Realists take another view of the art of fiction; they conceive of material as existing first and determining form. They say: "There is life. Let art reproduce it." This doctrine, like the heartening assertion, "I am the master of my fate," sounds convincingly simple. It would seem almost the natural and easy way to begin to write stories. But we find when we come to examine the work of the realists that they could not quite escape the rules and laws the formalists expounded rather than arbitrarily decreed. When we try to copy life, we find that we cannot put it all into the picture. If we would take samples indiscriminately we find that the stuff of life is not uniform in color and texture but is a fabric so variously figured and woven that we are driven to the selection of a kind of cloth for sampling and even within a restricted yardage of that selected goods we must pick and choose elements that are representative of the whole pattern. There must be some selection, and for that selection there must be some basis or purpose.

Modern Russian writers of fiction, whether advocates of art for art's sake or serious moralists,

have been most successful in attaining through realistic treatment an overwhelming impression of reality. Many of Chekhov's stories are short sketches that have to do with everyday people doing commonplace things. They seem almost to justify the description, "unselected people doing unselected things at unselected moments." Their author was artist rather than social reformer. His literary objective was reality. But if we examine his stories we shall find that though the air of reality may have been his principal purpose it was not his sole purpose and that even in those stories where it seems his only purpose he was not free to take at random, but must reject and select. The Head of the Family presents a Russian father at the family dinner-table finding fault with the food and the family, making every one miserable and finally leaving the table in a fit of lachrymose self-pity to come back the next morning in an impotently genial mood. We may safely grant that in telling this story Chekhov was not actuated by a "moral" purpose; he had no wish to falsify his subject to please or displease; his intention was not to idealize or censure the Russian father; he had no idea of accounting for his faults or belittling his virtues or of setting them off against one another. He did not select his subject to preach, to present a warning or lesson; he did not wish to rouse the reader to condemn his leading character for his irritability and petulance or to pity the vic

tims of his truculence. To raise a laugh, to excite contempt, were not prompting motives with him. His will was to be impersonal, to refrain from judging, simply to catch and render his subject faithfully; to express the exact shade of the man's grouch and his fatuous reaction. To keep from attributing a definite moral purpose is well-nigh impossible for some readers. They cannot conceive how the presentation of a grouch of a head of a family at dinner should be the sole object of literary treatment; they must interpret its very exhibition as a rebuke, an object lesson for the guilty, an intended occasion for similar offenders to see themselves as others see them.

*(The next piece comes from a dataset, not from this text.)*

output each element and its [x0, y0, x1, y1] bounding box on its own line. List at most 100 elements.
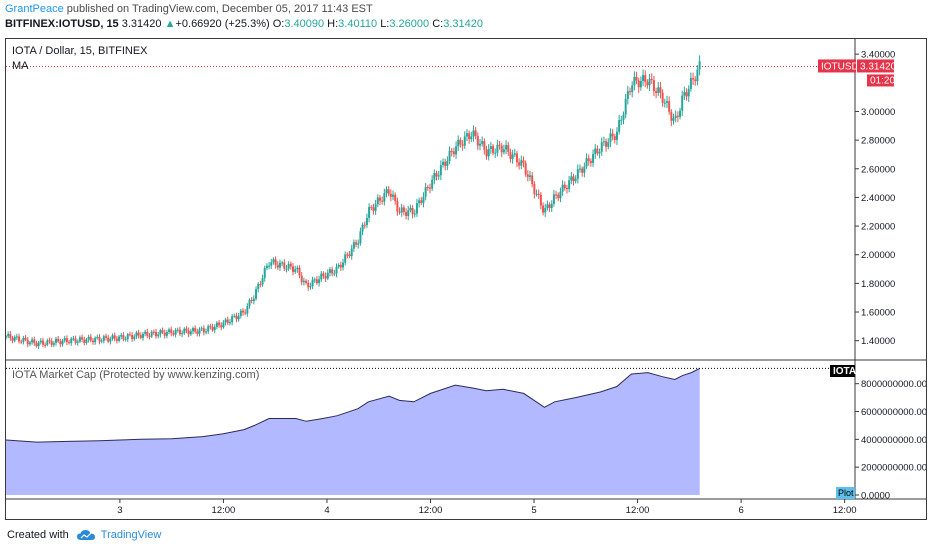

Chekhov's The Trial is a gray story with an electric flash near the end. The trial of the peasant accused of killing his wife with a hatchet proceeds drearily with the examination of the accused interrupted by a report of the thoughts of the lawyers suggested by the cross questioning, or vagrant intrusions of their own affairs. Evidence against the old man is slowly closing in to the satisfaction of the law's demands, notwithstanding his stupefied remonstrance, when the hatchet used in the murder is introduced; the man insists that the hatchet is not his, that his son lost his hatchet; a witness testifies that the hatchet belongs to the old man. Then the latter turns to his son, who is court guard, and demands impatiently, "Proshka, where's the hatchet?